At night, the dark will shroud me in velvet silence. My blankets become a comforting hug as I sink into the mattress under their weight. The house will settle as the air cools, and I will remember how it ticked-ticked as the old wood warmed up in the sun just yesterday afternoon.      

I don’t know when I stopped feeling so aware, but I am returning to this state of wonder. I suspect it had to do with adulting in America, completely convinced that I was slow. In this society, we aren’t putting out fires; we are fire, busy as hell, conquering whatever profession or lifestyle we have chosen. We are all striving to be “Not Slow.”

As a retiree, I return to myself. I have discovered a deep pool of quiet energy I had forgotten. I believe that is what confused the people around me when I was young into thinking I was slow. I prefer to consider that I am deliberately attentive, savoring little moments of pleasure that offer themselves multiple times a day. I am collecting them, storing them in my body, building muscle, tendons, and fascia with delight. I wish to become a bottomless pool of quiet strength and energy as Earth constantly delights and renews me.

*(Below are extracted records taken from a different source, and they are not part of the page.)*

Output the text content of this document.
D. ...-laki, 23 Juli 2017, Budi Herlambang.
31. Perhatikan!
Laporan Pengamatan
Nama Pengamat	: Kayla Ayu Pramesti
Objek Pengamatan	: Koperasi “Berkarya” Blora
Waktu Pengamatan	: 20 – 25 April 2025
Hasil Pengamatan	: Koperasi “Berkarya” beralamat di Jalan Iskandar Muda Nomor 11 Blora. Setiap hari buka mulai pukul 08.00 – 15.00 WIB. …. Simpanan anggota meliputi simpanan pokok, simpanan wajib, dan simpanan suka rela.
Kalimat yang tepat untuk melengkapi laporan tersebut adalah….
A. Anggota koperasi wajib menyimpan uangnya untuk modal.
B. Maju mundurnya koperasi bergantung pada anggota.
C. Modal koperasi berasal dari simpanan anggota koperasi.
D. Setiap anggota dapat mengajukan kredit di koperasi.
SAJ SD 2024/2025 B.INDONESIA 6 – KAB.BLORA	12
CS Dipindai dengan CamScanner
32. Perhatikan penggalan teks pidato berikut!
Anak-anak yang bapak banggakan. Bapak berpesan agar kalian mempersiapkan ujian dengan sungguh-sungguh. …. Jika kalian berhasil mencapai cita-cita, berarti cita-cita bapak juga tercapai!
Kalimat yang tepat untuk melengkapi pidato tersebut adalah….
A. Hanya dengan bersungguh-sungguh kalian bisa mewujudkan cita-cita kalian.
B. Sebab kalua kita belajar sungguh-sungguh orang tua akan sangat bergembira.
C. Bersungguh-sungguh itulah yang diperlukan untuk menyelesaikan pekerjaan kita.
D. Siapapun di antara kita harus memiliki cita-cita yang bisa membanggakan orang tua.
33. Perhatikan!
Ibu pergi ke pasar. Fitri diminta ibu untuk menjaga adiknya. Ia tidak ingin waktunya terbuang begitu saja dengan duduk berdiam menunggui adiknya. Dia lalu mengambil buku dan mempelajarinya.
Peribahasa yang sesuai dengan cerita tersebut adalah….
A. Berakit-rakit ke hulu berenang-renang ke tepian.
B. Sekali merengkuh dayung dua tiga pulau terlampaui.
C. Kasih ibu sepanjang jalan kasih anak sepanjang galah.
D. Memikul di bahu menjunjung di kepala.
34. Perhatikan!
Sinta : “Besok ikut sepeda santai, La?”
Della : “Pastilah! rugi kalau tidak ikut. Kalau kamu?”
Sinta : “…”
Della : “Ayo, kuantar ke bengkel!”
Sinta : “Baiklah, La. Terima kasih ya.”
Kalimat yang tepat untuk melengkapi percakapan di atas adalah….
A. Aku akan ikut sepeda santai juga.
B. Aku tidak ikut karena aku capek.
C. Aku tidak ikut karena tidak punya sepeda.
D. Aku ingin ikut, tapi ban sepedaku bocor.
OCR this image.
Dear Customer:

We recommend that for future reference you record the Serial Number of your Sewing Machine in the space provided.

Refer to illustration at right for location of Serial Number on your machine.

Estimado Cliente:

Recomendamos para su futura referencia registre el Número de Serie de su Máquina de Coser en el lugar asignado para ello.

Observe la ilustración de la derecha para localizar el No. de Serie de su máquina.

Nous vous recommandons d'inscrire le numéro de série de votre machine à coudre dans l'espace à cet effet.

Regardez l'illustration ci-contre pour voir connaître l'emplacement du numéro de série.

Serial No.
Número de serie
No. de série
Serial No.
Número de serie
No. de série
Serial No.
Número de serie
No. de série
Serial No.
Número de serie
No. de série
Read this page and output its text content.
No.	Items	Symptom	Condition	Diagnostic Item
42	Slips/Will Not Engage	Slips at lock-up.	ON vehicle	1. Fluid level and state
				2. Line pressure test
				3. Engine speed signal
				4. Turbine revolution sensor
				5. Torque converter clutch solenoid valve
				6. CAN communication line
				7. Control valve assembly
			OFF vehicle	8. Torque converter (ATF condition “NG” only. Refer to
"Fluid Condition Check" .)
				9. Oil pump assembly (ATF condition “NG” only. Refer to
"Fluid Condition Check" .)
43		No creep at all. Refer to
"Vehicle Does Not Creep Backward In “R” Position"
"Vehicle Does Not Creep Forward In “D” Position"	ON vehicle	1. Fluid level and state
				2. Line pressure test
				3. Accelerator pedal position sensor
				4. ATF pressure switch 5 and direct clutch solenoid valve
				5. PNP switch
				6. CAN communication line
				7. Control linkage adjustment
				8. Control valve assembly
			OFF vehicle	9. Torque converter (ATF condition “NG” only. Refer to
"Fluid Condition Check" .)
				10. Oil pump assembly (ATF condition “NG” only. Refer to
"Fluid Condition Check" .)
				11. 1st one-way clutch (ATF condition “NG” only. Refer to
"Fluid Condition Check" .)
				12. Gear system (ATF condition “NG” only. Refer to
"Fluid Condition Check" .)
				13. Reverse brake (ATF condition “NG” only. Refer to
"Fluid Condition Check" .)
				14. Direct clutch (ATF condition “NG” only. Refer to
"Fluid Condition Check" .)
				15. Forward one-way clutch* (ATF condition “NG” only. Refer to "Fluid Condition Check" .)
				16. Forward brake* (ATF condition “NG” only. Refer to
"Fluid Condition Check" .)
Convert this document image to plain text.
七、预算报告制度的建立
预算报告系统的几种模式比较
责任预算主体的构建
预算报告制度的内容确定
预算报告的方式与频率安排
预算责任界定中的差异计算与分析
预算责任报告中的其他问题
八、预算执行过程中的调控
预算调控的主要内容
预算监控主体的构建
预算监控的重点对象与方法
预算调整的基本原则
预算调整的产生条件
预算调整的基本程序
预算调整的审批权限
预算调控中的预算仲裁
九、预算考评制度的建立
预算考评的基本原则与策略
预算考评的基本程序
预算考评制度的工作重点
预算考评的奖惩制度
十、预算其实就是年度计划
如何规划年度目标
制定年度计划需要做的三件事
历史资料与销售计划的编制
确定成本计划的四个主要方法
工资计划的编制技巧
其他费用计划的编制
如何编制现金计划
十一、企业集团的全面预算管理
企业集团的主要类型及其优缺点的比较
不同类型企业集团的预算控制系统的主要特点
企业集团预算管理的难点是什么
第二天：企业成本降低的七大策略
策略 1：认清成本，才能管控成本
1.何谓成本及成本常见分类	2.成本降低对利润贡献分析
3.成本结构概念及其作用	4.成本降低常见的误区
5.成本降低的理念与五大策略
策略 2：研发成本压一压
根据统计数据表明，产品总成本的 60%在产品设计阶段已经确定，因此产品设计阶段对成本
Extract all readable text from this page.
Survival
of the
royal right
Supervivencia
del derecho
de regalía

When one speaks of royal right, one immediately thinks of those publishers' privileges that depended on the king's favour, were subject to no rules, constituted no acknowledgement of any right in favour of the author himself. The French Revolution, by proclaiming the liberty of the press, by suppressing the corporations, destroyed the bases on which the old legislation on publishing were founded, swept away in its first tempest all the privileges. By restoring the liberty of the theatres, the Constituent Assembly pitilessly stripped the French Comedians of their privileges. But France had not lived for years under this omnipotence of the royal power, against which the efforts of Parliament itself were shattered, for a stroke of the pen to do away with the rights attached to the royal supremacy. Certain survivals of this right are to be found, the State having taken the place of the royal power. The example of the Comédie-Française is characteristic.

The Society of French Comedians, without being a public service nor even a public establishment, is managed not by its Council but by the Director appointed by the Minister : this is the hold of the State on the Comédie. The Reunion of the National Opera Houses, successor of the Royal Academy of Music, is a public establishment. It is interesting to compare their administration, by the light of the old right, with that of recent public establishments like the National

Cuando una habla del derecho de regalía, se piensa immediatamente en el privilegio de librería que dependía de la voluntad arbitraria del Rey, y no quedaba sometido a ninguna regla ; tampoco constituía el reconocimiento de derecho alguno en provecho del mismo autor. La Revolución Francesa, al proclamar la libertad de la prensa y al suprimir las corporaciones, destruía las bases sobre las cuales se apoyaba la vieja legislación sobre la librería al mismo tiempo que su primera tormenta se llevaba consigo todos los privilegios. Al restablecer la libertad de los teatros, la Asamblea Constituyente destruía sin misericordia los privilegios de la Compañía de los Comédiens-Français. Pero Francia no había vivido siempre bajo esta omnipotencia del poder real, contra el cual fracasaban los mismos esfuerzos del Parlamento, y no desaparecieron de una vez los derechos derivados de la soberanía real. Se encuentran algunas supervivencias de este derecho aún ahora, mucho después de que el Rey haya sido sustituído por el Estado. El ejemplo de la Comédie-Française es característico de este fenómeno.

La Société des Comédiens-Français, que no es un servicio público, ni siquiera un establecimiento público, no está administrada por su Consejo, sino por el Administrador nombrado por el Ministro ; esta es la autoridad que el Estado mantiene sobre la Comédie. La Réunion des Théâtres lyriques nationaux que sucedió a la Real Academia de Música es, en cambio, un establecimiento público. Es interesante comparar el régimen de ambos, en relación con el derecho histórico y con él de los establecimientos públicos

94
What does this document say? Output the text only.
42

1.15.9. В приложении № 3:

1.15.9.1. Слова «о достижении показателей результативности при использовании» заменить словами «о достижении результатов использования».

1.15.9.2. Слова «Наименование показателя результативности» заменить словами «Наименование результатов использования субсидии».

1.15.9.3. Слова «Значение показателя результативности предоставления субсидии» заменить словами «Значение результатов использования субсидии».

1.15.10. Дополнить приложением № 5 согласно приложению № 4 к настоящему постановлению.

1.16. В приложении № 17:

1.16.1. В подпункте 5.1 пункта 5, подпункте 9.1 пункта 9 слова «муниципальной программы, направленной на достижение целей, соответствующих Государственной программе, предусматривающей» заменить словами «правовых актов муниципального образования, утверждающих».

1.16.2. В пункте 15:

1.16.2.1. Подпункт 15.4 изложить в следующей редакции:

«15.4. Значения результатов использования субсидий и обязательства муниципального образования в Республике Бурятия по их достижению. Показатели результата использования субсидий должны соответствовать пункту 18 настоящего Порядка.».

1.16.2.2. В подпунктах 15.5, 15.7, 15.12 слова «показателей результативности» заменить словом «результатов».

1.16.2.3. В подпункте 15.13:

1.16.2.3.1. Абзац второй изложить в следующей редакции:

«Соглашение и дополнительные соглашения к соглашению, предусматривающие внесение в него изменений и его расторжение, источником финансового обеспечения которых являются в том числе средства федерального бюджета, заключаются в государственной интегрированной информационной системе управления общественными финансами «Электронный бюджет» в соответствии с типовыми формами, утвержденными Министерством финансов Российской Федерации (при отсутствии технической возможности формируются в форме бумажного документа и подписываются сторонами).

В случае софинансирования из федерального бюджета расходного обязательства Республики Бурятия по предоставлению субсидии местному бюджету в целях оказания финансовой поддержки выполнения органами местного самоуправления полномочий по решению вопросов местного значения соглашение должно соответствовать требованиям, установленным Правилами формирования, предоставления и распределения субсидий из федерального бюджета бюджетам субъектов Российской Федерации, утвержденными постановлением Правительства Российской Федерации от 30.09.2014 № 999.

What are you collecting? I invite you to join me when you next eat. How does your food feel as you savor each mouthful? Did the taste of it sing to you? I hope so. Are you sitting in a room where the light creates luscious shadows through which your eyes can dance? Are there soothing sounds around you? How does the napkin feel on your fingertips, against your lips? How is your food settling? I hope you feel full and happy. I hope you find your own deep pool of quiet energy.